The beauty and solitude of the High Desert. Looking down on the Monastery from the Cemetery

The beauty and solitude of the High Desert. Looking down on the Monastery from the Cemetery

On Saturday morning, I decided to take a hike up to the cemetery and spend some time in quiet reflection. After making it up the hill, I arrived to find the young vets huddled together on a bench, solemnly looking out over the rows of cross markers. As I found a spot, nearby but a respectful distance away, to sit and contemplate, I increasingly felt a sense of comfort in being with these young people. I wondered about the buddies they no doubt lost during their deployments. Despite their youth, who else would understand what it felt like to suddenly and traumatically lose someone close to them, someone too young? In that respect, I felt I was with kindred spirits, even though not a word was exchanged between us.
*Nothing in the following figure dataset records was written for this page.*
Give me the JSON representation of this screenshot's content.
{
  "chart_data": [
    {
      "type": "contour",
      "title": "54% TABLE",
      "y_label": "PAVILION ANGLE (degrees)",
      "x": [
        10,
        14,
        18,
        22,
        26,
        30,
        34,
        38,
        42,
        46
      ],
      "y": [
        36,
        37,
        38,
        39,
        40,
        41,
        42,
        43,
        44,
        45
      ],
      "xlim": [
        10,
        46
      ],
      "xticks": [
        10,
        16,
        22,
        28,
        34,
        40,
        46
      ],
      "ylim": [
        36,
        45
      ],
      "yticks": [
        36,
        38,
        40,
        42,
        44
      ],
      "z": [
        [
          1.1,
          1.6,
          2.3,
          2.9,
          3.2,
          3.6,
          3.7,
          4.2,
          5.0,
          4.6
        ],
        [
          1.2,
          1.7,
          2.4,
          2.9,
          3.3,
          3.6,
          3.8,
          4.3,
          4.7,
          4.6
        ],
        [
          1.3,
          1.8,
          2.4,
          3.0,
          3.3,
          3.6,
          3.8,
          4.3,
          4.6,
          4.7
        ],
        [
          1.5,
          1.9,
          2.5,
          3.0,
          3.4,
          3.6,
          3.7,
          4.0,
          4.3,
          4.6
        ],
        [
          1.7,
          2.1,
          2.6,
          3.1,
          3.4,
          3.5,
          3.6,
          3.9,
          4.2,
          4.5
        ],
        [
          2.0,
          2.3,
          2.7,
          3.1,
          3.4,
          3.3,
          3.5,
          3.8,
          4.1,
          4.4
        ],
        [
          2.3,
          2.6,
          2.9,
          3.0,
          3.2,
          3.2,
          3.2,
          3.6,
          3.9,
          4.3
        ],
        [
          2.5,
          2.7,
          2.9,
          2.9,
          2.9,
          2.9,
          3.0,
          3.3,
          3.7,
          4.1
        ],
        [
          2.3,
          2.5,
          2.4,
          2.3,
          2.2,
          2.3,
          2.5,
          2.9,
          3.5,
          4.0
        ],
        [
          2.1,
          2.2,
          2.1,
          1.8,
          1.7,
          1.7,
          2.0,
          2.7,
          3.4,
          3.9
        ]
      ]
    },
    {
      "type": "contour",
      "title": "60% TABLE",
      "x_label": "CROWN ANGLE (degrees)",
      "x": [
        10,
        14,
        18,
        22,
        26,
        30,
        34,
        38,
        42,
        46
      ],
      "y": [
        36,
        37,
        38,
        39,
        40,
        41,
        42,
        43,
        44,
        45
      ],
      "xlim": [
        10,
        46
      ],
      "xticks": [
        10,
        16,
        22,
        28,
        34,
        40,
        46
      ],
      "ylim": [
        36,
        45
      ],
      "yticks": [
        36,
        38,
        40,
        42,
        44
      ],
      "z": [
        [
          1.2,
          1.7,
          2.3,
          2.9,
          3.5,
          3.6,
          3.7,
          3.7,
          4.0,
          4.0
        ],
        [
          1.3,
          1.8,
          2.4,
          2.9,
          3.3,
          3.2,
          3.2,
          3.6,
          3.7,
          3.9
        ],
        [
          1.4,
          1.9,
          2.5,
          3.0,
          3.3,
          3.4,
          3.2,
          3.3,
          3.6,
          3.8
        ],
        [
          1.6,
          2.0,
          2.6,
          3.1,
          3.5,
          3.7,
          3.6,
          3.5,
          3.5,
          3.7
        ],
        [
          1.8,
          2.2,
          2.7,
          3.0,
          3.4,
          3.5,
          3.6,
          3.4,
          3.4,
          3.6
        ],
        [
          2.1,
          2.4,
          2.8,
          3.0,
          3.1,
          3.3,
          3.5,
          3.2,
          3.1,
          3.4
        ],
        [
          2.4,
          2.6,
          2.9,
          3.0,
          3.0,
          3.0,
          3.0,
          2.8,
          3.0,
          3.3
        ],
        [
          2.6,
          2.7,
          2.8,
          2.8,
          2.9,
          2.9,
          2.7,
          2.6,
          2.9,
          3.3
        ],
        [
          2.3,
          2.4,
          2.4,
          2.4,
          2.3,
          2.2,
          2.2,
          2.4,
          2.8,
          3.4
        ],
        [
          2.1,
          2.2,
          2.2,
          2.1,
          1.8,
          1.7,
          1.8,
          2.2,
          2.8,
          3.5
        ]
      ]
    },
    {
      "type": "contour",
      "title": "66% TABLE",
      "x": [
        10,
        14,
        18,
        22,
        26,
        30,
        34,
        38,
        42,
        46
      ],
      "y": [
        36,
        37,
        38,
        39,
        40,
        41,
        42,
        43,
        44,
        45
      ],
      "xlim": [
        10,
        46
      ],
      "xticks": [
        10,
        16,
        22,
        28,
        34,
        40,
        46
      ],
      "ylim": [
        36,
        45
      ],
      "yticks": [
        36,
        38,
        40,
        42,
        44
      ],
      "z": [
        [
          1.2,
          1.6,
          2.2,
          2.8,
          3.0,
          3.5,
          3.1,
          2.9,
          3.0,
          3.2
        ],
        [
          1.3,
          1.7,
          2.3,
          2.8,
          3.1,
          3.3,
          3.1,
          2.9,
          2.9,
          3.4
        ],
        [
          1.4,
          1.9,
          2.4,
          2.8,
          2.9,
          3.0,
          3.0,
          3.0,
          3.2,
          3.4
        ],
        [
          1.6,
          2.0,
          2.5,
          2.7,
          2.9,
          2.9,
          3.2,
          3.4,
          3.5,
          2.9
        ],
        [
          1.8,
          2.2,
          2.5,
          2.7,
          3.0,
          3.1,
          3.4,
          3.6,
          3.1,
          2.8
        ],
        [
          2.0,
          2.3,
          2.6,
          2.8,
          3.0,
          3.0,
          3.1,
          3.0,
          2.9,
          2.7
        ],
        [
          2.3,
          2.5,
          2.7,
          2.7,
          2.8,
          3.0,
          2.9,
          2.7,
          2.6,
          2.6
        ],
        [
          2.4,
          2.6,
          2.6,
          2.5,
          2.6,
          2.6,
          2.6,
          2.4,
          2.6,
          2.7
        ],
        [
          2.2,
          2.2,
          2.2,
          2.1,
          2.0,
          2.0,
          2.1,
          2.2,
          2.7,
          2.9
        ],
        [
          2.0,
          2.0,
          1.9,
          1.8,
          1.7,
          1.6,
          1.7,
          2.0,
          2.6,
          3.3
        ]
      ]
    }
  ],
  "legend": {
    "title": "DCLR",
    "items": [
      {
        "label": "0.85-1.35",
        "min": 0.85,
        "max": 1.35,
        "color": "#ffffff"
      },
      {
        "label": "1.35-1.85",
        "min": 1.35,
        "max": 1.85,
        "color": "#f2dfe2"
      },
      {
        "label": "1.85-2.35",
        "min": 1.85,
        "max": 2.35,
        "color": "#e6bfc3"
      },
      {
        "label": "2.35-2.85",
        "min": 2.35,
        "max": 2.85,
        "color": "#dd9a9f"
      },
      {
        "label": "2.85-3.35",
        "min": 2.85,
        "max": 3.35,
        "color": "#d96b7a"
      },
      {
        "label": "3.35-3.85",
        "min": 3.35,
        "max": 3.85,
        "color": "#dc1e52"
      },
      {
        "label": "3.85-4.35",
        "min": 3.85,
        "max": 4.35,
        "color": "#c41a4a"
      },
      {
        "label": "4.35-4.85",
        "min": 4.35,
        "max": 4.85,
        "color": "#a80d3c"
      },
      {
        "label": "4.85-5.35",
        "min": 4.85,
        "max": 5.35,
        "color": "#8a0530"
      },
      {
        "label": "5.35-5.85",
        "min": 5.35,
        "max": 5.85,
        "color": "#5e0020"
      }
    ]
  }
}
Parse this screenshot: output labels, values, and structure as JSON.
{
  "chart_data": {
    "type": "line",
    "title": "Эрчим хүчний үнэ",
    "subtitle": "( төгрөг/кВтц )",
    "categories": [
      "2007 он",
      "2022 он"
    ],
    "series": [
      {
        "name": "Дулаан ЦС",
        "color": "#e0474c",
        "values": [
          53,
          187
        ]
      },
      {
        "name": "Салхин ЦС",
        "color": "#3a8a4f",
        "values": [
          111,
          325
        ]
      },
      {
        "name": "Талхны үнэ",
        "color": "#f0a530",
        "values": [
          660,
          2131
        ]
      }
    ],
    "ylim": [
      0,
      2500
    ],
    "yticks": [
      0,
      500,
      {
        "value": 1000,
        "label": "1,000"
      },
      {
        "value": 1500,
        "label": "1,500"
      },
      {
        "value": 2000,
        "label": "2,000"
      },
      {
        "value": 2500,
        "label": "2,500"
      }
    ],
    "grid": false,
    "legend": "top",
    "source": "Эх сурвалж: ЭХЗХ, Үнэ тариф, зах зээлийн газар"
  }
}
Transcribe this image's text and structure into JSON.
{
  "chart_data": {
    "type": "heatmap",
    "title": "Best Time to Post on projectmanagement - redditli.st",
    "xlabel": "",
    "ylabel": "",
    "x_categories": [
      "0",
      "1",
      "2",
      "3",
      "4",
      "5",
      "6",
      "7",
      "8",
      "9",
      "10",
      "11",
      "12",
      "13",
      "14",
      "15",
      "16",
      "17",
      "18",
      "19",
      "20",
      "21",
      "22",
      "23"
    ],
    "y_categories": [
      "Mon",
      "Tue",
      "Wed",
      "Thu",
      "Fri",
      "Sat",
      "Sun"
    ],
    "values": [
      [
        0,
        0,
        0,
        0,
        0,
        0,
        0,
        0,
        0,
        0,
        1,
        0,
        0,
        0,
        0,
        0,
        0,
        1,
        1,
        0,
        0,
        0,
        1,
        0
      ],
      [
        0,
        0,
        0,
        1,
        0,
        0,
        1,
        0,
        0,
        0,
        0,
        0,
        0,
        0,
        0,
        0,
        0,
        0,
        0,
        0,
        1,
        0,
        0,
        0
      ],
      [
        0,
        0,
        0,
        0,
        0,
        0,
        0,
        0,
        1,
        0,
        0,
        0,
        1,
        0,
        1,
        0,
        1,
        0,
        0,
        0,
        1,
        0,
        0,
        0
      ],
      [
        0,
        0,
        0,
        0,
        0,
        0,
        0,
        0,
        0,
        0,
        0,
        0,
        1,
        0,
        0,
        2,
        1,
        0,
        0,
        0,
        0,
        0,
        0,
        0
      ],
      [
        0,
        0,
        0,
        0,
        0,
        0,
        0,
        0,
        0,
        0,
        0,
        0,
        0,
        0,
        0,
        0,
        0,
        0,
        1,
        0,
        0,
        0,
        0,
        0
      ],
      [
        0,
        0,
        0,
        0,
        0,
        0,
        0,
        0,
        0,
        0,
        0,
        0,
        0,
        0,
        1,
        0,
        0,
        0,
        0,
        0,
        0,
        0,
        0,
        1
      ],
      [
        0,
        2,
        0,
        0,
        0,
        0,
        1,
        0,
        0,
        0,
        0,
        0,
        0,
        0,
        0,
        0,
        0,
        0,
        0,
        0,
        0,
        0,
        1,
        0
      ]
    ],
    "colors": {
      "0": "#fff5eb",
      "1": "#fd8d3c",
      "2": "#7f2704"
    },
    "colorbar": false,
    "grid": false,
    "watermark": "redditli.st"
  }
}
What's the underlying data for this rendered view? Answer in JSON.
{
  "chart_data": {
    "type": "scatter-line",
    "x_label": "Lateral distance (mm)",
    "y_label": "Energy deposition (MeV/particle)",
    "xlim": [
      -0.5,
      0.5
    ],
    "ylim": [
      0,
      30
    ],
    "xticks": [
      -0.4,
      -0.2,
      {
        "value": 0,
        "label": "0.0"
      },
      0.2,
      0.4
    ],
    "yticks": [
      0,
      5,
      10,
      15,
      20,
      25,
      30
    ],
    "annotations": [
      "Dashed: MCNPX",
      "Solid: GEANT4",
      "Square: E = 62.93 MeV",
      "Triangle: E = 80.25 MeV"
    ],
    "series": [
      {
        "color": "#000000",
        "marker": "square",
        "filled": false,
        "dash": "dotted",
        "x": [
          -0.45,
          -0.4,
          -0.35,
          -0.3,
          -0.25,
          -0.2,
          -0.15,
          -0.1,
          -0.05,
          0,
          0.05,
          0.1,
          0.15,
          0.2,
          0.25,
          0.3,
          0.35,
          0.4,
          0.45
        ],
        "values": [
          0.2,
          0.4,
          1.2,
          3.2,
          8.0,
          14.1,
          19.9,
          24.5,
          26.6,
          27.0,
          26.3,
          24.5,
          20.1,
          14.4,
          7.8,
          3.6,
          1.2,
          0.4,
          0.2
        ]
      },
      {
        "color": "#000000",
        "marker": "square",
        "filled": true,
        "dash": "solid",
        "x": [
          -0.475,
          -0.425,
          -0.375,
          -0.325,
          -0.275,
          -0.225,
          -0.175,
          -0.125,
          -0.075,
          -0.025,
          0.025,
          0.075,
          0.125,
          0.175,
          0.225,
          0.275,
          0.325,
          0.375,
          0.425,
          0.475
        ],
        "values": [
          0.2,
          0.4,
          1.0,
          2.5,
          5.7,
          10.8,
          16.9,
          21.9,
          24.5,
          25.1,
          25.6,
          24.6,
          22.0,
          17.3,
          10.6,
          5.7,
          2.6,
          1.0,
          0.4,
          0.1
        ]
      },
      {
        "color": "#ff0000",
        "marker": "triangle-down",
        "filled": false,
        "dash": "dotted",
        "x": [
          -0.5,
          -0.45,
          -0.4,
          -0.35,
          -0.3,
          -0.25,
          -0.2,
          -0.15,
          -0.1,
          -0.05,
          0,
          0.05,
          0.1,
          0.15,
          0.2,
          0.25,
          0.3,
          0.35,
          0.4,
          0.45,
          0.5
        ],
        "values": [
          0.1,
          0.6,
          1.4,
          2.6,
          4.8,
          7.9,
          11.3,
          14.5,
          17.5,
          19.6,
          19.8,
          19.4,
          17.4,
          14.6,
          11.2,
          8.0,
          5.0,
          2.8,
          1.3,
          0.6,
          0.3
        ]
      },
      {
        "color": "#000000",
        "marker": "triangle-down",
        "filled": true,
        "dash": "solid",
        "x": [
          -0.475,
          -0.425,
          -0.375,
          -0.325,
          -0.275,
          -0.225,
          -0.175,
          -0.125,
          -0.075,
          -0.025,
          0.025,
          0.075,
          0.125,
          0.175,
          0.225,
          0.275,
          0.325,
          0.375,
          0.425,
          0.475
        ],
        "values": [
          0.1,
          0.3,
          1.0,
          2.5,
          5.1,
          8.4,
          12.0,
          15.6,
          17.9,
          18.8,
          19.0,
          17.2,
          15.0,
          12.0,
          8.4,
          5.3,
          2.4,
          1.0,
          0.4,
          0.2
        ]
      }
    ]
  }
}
A poignant scene at the monk's cemetery - one of the young military veterans resting on the "altar" contemplating the landscape in solitude

A poignant scene at the monk’s cemetery – one of the young military veterans resting on the “altar” contemplating the landscape in solitude

One of the activities for the weekend was the opportunity to paint a wooden birdhouse (they were tied to a theme for the retreat). On Friday, I picked out the one I wanted, and after lunch on Saturday, I headed over to the main room to work on it. When I arrived, I found the three young male vets sitting around the table painting their birdhouses! I briefly thought about setting up at a smaller table so as not to disturb them, but decided to join them. They graciously made a space for me, and I spent the next 90 minutes wordlessly but blissfully painting birdhouses with three strapping young men. I realized that God had lent me three “sons” for the day to soothe my yearning.

Because of the gracious provision of balm for my grief and aching, I was free to more fully explore my interior space during the weekend. I walked and napped and read, and found myself curiously drawn to books I found on Celtic wisdom and Irish poetry. The silence this time around felt like an old friend, welcome and comfortable.

My final love “wink” from God came on Sunday morning, when I headed back up to cemetery. I had previously noticed a grave marker for a monk whose birthday (month and day) was the same as my son’s. When I looked again, I noticed that the date of death (month and day) was the same as my stepson’s.

It was incredible how quickly time sped by over the course of the weekend. I didn’t experience any dramatic burning bush or road to Damascus encounters, but felt powerfully and deeply cared for and restored as I headed home. Once we could talk again, I tried to express my gratitude to the young veterans. I hugged them all and awkwardly explained to one (a former Army tank driver) how he and his friends had been such a comfort, to which he replied, “Thank you, Ma’am. Glad we could help.”

 

8 thoughts on “My Second Silent Retreat

  1. What a beautiful post! And, so different from your last one. I didn’t realize that you had lost a stepson. I am so sorry… I can’t imagine that grief. It is amazing how the universe sent you those wonderful young people to share your silence with.

    • Thank you! Yes, this was a very different experience than my Las Vegas experience. I’m glad I was able to do this afterward – I feel like I got a “deep cleansing!” We lost my husband’s oldest son in a tragic accident. Something one never completely gets over. Thank you for your kind words.

  2. Absolutely beautiful. You have a true gift and I’m so happy you share it.

    • Thank you, Pat! I’m so glad I have the time to write and get this all out of my system. Its been a real gift to be able to express myself int his way. Thanks for going along on the journey!

  3. Wonderful blog, as always, Betsy. I can’t believe it’s been 14 years already. It was no coincidence that you came upon the
    monk’s grave marker who shared the same date of birth and date of death as David’s – God works in (wonderful) mysterious ways. Thanks for sharing.

  4. Thanks Betsy. Your words always bring me peace and comfort! Blessings to you during this Lent season.